Selecting samples on the decision boundary that are the easiest to learn, provides the most benefit for few-shot learning when adapting to previously unseen tasks and classes. Such a strategy can provide an additional 1-2% performance benefit on average.

This is an interesting finding that deserves further investigation. As we worked only with few datasets, despite the research visit being over, the next steps with this project include its extension to further datasets, both image and text, in order to make the findings more generalisable. In addition, focusing on sample selection in an in-context learning setting (usable only for text data) is another avenue of future work – as the choice of samples was shown as one of the most significant factor that influences the performance and stability of different in-context learning models.

Research Visit Experience and Benefits

As stated previously, this project was done as a part of the research visit supported by the TAILOR Collaboration Exchange Fund.
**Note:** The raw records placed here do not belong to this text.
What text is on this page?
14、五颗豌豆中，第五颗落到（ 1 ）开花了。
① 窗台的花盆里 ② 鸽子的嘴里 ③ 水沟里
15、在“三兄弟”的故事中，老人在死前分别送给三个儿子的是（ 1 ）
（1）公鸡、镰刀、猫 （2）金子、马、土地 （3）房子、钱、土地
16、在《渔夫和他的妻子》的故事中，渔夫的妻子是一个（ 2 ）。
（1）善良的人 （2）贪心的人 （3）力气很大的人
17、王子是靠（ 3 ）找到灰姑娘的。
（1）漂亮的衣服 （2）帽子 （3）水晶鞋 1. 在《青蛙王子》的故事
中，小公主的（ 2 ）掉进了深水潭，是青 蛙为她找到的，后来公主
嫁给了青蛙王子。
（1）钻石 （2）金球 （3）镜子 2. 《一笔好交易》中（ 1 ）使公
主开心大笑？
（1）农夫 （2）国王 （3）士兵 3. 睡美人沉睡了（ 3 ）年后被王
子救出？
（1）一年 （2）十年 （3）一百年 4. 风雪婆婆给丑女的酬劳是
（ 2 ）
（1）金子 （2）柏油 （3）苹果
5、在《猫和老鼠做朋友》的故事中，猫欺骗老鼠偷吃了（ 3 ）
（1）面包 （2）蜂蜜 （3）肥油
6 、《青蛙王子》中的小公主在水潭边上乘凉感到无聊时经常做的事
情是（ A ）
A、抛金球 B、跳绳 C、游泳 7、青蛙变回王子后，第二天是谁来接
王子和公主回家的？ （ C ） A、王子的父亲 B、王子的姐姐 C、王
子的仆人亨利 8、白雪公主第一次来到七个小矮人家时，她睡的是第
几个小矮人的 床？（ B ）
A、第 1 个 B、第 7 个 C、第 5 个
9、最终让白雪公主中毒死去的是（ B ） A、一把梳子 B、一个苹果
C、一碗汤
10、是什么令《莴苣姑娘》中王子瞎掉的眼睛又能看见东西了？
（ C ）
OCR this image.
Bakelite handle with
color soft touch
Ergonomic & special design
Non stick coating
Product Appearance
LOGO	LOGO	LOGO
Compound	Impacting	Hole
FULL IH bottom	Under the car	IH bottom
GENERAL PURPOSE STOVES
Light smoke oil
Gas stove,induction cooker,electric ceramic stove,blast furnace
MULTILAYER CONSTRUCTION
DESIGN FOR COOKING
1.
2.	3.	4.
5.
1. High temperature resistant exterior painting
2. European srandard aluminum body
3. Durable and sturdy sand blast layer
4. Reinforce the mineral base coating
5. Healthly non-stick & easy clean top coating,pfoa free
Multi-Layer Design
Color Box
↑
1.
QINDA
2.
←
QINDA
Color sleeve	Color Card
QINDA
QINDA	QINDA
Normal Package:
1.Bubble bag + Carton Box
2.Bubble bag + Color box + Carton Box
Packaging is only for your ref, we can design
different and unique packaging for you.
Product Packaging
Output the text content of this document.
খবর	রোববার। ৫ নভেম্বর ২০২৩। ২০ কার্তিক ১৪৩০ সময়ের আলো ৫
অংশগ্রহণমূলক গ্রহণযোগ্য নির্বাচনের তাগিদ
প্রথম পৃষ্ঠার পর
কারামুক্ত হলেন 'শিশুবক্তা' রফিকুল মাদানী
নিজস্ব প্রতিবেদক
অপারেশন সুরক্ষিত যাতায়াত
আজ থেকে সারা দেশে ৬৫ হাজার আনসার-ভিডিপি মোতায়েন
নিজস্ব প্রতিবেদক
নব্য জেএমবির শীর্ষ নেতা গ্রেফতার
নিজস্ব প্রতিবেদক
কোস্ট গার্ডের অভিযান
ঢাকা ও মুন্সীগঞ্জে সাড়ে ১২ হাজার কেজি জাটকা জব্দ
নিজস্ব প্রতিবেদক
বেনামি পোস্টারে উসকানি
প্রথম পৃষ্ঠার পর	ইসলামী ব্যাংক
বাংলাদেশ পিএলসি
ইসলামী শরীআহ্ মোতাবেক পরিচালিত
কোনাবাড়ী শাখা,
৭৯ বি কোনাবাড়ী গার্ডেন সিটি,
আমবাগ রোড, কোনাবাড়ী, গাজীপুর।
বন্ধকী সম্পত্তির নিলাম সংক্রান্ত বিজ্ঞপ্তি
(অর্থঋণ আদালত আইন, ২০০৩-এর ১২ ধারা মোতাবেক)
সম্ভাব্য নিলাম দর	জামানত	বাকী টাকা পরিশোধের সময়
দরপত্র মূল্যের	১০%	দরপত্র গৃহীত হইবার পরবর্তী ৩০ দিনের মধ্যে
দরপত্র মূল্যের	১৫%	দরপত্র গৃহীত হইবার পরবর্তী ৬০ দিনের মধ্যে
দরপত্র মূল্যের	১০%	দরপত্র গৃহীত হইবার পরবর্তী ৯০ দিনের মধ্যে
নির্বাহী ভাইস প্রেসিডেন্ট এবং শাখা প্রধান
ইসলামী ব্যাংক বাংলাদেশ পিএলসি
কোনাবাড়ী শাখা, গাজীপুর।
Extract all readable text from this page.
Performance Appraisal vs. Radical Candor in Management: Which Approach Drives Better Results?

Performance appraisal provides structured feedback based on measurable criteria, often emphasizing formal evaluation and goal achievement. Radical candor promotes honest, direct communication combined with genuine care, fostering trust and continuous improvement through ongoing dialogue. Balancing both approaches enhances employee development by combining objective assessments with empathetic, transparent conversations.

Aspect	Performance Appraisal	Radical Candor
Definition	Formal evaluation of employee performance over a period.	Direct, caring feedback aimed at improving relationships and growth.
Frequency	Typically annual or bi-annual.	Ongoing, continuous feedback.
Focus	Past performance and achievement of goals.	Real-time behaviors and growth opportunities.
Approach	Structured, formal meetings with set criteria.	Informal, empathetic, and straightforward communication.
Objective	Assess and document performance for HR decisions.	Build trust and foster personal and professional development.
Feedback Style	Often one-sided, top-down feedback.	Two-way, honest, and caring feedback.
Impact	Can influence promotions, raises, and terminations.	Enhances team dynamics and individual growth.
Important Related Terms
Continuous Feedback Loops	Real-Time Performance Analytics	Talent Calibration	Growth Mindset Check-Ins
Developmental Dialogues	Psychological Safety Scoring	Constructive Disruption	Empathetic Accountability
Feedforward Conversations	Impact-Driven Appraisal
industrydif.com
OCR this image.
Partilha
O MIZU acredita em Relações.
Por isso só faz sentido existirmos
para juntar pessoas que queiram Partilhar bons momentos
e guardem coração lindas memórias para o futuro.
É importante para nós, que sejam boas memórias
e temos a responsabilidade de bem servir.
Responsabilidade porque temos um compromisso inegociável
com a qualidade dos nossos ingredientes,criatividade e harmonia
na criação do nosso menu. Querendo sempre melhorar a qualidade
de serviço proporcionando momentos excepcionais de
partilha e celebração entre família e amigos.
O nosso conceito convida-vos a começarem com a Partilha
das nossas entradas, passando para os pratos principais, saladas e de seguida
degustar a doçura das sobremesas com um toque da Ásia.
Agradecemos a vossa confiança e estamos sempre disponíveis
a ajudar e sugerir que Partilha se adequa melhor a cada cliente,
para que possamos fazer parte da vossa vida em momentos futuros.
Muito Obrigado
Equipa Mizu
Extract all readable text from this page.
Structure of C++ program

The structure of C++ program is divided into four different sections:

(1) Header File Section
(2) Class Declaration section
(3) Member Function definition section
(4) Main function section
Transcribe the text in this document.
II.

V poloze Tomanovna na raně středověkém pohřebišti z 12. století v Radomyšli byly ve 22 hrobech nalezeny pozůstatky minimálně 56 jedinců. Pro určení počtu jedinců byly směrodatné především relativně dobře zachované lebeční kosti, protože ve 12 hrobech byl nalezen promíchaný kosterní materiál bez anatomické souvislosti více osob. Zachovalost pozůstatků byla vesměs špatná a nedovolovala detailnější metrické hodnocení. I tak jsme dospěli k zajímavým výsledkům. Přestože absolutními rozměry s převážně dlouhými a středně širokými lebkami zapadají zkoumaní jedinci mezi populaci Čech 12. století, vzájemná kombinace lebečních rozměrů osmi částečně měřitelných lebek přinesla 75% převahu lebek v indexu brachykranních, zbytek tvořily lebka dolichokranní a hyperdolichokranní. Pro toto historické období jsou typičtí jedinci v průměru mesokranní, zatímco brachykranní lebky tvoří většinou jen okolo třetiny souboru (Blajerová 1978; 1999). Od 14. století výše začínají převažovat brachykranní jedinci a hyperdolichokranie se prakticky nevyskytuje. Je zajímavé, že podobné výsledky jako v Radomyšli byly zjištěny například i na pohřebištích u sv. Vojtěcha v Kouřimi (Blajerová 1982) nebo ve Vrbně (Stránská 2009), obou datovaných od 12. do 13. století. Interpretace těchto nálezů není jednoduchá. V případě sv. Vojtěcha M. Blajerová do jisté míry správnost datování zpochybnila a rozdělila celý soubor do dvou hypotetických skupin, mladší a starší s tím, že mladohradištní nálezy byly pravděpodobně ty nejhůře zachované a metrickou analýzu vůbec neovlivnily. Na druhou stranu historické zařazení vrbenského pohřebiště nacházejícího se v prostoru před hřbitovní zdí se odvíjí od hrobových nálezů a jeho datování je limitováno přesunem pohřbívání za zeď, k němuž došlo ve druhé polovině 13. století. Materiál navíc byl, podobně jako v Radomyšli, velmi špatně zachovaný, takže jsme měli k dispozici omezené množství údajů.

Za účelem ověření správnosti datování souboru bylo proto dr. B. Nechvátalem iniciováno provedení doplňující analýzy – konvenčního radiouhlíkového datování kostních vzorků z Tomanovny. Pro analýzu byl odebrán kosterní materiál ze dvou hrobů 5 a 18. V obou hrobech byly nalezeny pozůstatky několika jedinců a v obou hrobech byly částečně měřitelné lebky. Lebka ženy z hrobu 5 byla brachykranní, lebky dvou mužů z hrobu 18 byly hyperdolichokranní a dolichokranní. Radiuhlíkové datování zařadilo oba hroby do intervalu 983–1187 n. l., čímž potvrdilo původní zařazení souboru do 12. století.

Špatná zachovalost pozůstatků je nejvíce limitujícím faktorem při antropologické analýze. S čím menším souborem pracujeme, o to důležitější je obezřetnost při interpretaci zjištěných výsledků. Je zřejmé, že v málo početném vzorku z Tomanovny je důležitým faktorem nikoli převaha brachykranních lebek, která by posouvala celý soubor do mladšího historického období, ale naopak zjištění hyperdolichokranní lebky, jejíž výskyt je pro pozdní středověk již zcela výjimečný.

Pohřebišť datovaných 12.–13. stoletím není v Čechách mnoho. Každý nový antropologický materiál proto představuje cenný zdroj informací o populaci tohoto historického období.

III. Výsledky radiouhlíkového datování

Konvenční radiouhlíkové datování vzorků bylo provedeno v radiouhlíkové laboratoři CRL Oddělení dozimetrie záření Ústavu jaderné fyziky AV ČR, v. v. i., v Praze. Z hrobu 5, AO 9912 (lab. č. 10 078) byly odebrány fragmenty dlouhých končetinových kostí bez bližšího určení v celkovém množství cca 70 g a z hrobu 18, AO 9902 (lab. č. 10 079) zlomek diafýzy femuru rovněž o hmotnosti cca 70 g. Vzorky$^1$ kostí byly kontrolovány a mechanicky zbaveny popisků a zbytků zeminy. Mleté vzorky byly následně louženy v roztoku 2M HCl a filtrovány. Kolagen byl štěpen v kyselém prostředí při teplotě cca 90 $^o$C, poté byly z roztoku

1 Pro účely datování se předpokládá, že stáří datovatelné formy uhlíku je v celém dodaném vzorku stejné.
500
During the visit, I cooperated with the AutoML group at the Eindhoven University of Technology led by professor Joaquin Vanschoren.

The research visit was an excellent and unique opportunity for me. First of all, it allowed me to discuss the research topic and problem with other expert researchers. We had many fruitful and interesting discussions, not only on the topic of the research project but also on other concepts in efficient machine learning and deep learning. In addition, it allowed me to experience how other researchers handle the research problems, with an insight into how the research questions are formulated, how the research methodology and experiments are designed. 

Finally, the visit allowed me to expand my personal network with top level researchers in my research area, the new connection might lead to possible future collaborations. For example, we still continue working on the research visit project. Through active participation and regular consultations and presentations, I believe I have improved my capabilities as a researcher. All of these things have positively contributed to my professional growth and allowed me to deepen my expertise in machine learning research.

Not only did I make new contacts with researchers working on the same topic, but for a little while I became a part of the University and took part in the Eindhoven Marathon as a part of the University Team in the 5k event.

Photo taken after finishing the 5k run as part of the Eindhoven University of Technology Team.

Besides the personal development, the research visit has also contributed to my research. The project I have worked on during the research visit is an integral part of my dissertation topic. As such, engaging with researchers in my field, many insightful discussions and valuable feedback has significantly contributed to improving my work on the dissertation thesis as a whole.

Although the research visit is already over, we are still working on the project, on its extension to improve the generalisability of its results and findings. We are planning to summarise the results in a joint paper that we plan to submit to the ICML 2024 conference.

All in all, the research visit was a great experience with a lot of benefits and opportunities for professional and personal growth. I believe it has helped me grow as a researcher and had a positive impact on my PhD studies as well.